2 Jimi Hendrix: November 27, 1942 – September 18, 1970
Often noted as one of the most radical musicians of his time, Jimi Hendrix’s death was a blow to the musical world that it would never quite recover from. However, as a person, Hendrix wasn’t noted to be one of the nicest — often flying into drug addled rages. He was a womanizer, but he was also the greatest electric guitarist of the 20thcentury. Regardless of whether or not you can rationalize the gap between Hendrix the man and Hendrix the Voodoo Child doesn’t matter, because his death equalizes that great divide. Since Hendrix has passed on, the world doesn’t have to witness his downwards spiral – his potential arrests for domestic violence, the subsequent experimental albums everyone wanted to love but just didn’t… instead we get to remember the Voodoo Child in his prime – as one of the most talented musicians of the 60s, a man who broke down barriers across psychological worlds, and who elevated our musical understanding to a higher consciousness.
1 Kurt Cobain: February 20, 1967 – April 5, 1994
Forget the conspiracy theories for a second – the fact of the matter is that, regardless of who pulled the trigger, Kurt Cobain is dead. That fact is, also, one of the most tragic ones to strike our musical era. Nirvana’s influence could have gone on to be as great as The Beatles’ or The Rolling Stones’. Recently, Chuck Klosterman wrote an article detailing where Kurt Cobain would be now if he were still alive.

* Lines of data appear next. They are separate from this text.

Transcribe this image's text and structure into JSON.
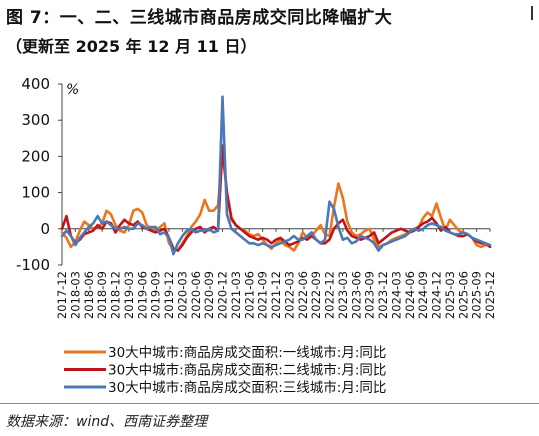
{
  "figure": {
    "title": "图 7：一、二、三线城市商品房成交同比降幅扩大",
    "subtitle": "（更新至 2025 年 12 月 11 日）",
    "source": "数据来源：wind、西南证券整理"
  },
  "chart_data": {
    "type": "line",
    "unit": "%",
    "ylim": [
      -100,
      400
    ],
    "yticks": [
      -100,
      0,
      100,
      200,
      300,
      400
    ],
    "x": [
      "2017-12",
      "2018-01",
      "2018-02",
      "2018-03",
      "2018-04",
      "2018-05",
      "2018-06",
      "2018-07",
      "2018-08",
      "2018-09",
      "2018-10",
      "2018-11",
      "2018-12",
      "2019-01",
      "2019-02",
      "2019-03",
      "2019-04",
      "2019-05",
      "2019-06",
      "2019-07",
      "2019-08",
      "2019-09",
      "2019-10",
      "2019-11",
      "2019-12",
      "2020-01",
      "2020-02",
      "2020-03",
      "2020-04",
      "2020-05",
      "2020-06",
      "2020-07",
      "2020-08",
      "2020-09",
      "2020-10",
      "2020-11",
      "2020-12",
      "2021-01",
      "2021-02",
      "2021-03",
      "2021-04",
      "2021-05",
      "2021-06",
      "2021-07",
      "2021-08",
      "2021-09",
      "2021-10",
      "2021-11",
      "2021-12",
      "2022-01",
      "2022-02",
      "2022-03",
      "2022-04",
      "2022-05",
      "2022-06",
      "2022-07",
      "2022-08",
      "2022-09",
      "2022-10",
      "2022-11",
      "2022-12",
      "2023-01",
      "2023-02",
      "2023-03",
      "2023-04",
      "2023-05",
      "2023-06",
      "2023-07",
      "2023-08",
      "2023-09",
      "2023-10",
      "2023-11",
      "2023-12",
      "2024-01",
      "2024-02",
      "2024-03",
      "2024-04",
      "2024-05",
      "2024-06",
      "2024-07",
      "2024-08",
      "2024-09",
      "2024-10",
      "2024-11",
      "2024-12",
      "2025-01",
      "2025-02",
      "2025-03",
      "2025-04",
      "2025-05",
      "2025-06",
      "2025-07",
      "2025-08",
      "2025-09",
      "2025-10",
      "2025-11",
      "2025-12"
    ],
    "xtick_labels": [
      "2017-12",
      "2018-03",
      "2018-06",
      "2018-09",
      "2018-12",
      "2019-03",
      "2019-06",
      "2019-09",
      "2019-12",
      "2020-03",
      "2020-06",
      "2020-09",
      "2020-12",
      "2021-03",
      "2021-06",
      "2021-09",
      "2021-12",
      "2022-03",
      "2022-06",
      "2022-09",
      "2022-12",
      "2023-03",
      "2023-06",
      "2023-09",
      "2023-12",
      "2024-03",
      "2024-06",
      "2024-09",
      "2024-12",
      "2025-03",
      "2025-06",
      "2025-09",
      "2025-12"
    ],
    "series": [
      {
        "name": "30大中城市:商品房成交面积:一线城市:月:同比",
        "color": "#e8771e",
        "values": [
          -10,
          -25,
          -50,
          -35,
          -5,
          20,
          10,
          0,
          5,
          15,
          50,
          40,
          10,
          -5,
          -10,
          10,
          50,
          55,
          45,
          10,
          0,
          -5,
          5,
          15,
          -40,
          -55,
          -60,
          -40,
          -20,
          5,
          20,
          40,
          80,
          50,
          50,
          65,
          210,
          100,
          25,
          10,
          0,
          -5,
          -15,
          -20,
          -15,
          -30,
          -45,
          -55,
          -40,
          -30,
          -45,
          -50,
          -60,
          -40,
          -10,
          -25,
          -20,
          -5,
          10,
          -15,
          -20,
          60,
          125,
          85,
          20,
          -10,
          -20,
          -15,
          -5,
          0,
          -30,
          -50,
          -45,
          -40,
          -30,
          -25,
          -20,
          -15,
          -10,
          0,
          5,
          30,
          45,
          35,
          70,
          30,
          -5,
          25,
          10,
          -5,
          -10,
          -15,
          -25,
          -45,
          -50,
          -45,
          -45
        ]
      },
      {
        "name": "30大中城市:商品房成交面积:二线城市:月:同比",
        "color": "#c0141c",
        "values": [
          0,
          35,
          -20,
          -40,
          -30,
          -15,
          -10,
          -5,
          10,
          0,
          20,
          15,
          -10,
          10,
          25,
          15,
          10,
          20,
          5,
          0,
          -5,
          -10,
          -5,
          0,
          -25,
          -55,
          -60,
          -45,
          -25,
          -10,
          0,
          5,
          -10,
          0,
          5,
          -5,
          230,
          100,
          30,
          10,
          0,
          -10,
          -20,
          -25,
          -30,
          -25,
          -30,
          -40,
          -30,
          -25,
          -35,
          -45,
          -40,
          -35,
          -25,
          -30,
          -20,
          -30,
          -40,
          -40,
          -30,
          0,
          15,
          25,
          -5,
          -20,
          -25,
          -30,
          -25,
          -20,
          -10,
          -40,
          -30,
          -20,
          -10,
          -5,
          0,
          -5,
          -10,
          -5,
          5,
          15,
          20,
          30,
          15,
          -5,
          5,
          -10,
          -15,
          -20,
          -20,
          -15,
          -25,
          -35,
          -40,
          -40,
          -50
        ]
      },
      {
        "name": "30大中城市:商品房成交面积:三线城市:月:同比",
        "color": "#4a78b8",
        "values": [
          -20,
          -5,
          -20,
          -45,
          -25,
          -10,
          5,
          15,
          35,
          15,
          20,
          10,
          0,
          0,
          5,
          0,
          0,
          15,
          10,
          0,
          5,
          5,
          -15,
          -10,
          -25,
          -70,
          -40,
          -20,
          -5,
          0,
          -10,
          -5,
          -5,
          0,
          -10,
          -5,
          365,
          40,
          0,
          -10,
          -20,
          -30,
          -40,
          -40,
          -45,
          -40,
          -45,
          -50,
          -45,
          -40,
          -35,
          -30,
          -20,
          -30,
          -30,
          -20,
          -10,
          -30,
          -40,
          -30,
          75,
          55,
          5,
          -30,
          -25,
          -40,
          -35,
          -20,
          -25,
          -30,
          -40,
          -60,
          -45,
          -40,
          -35,
          -30,
          -25,
          -20,
          -10,
          0,
          -5,
          0,
          10,
          15,
          10,
          5,
          -5,
          -10,
          -15,
          -15,
          -10,
          -15,
          -25,
          -30,
          -35,
          -40,
          -45
        ]
      }
    ]
  }
}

My bets are that he’d be a hermit, writing interesting (albeit supremely strange) poetry, and taking up a hobby like whittling, or building wooden ships-in-a-bottle. The reason Kurt takes the top spot is because of one simple fact: sure, he may have been one of the more recent comers into the 27 Club, but his prowess while he was alive was so radically game changing that who knows what he would have done now. Kurt Cobain, with Nirvana, managed to turn the musical world of 80s hair metal on their overly coiffed heads. Now, with faceless DJs and dubstep ruling the air waves, who knows what Cobain would’ve invented to bring us back to earth. It is that unknowing that makes his death the top in the most absolutely depressing way.
There are a surprising number of musicians who passed away at 27. Perhaps I should have included the likes of Robert Johnson, one of the most prolific blues singers who died in 1938. But let’s be frank, the five names on this list are the ones everyone remembers, they are the ones that make that list what it is. Or should I have added Amy Winehouse? Sure, why not. She was 27 when she died and that is very sad – and yes she had a decent voice, but how did her death impact the musical world? It didn’t. That is the point. Death is not enough to merit inclusion on this list – it is the wake of what was lost, what was left behind, and never known that makes these artists the top five rockers who died at 27.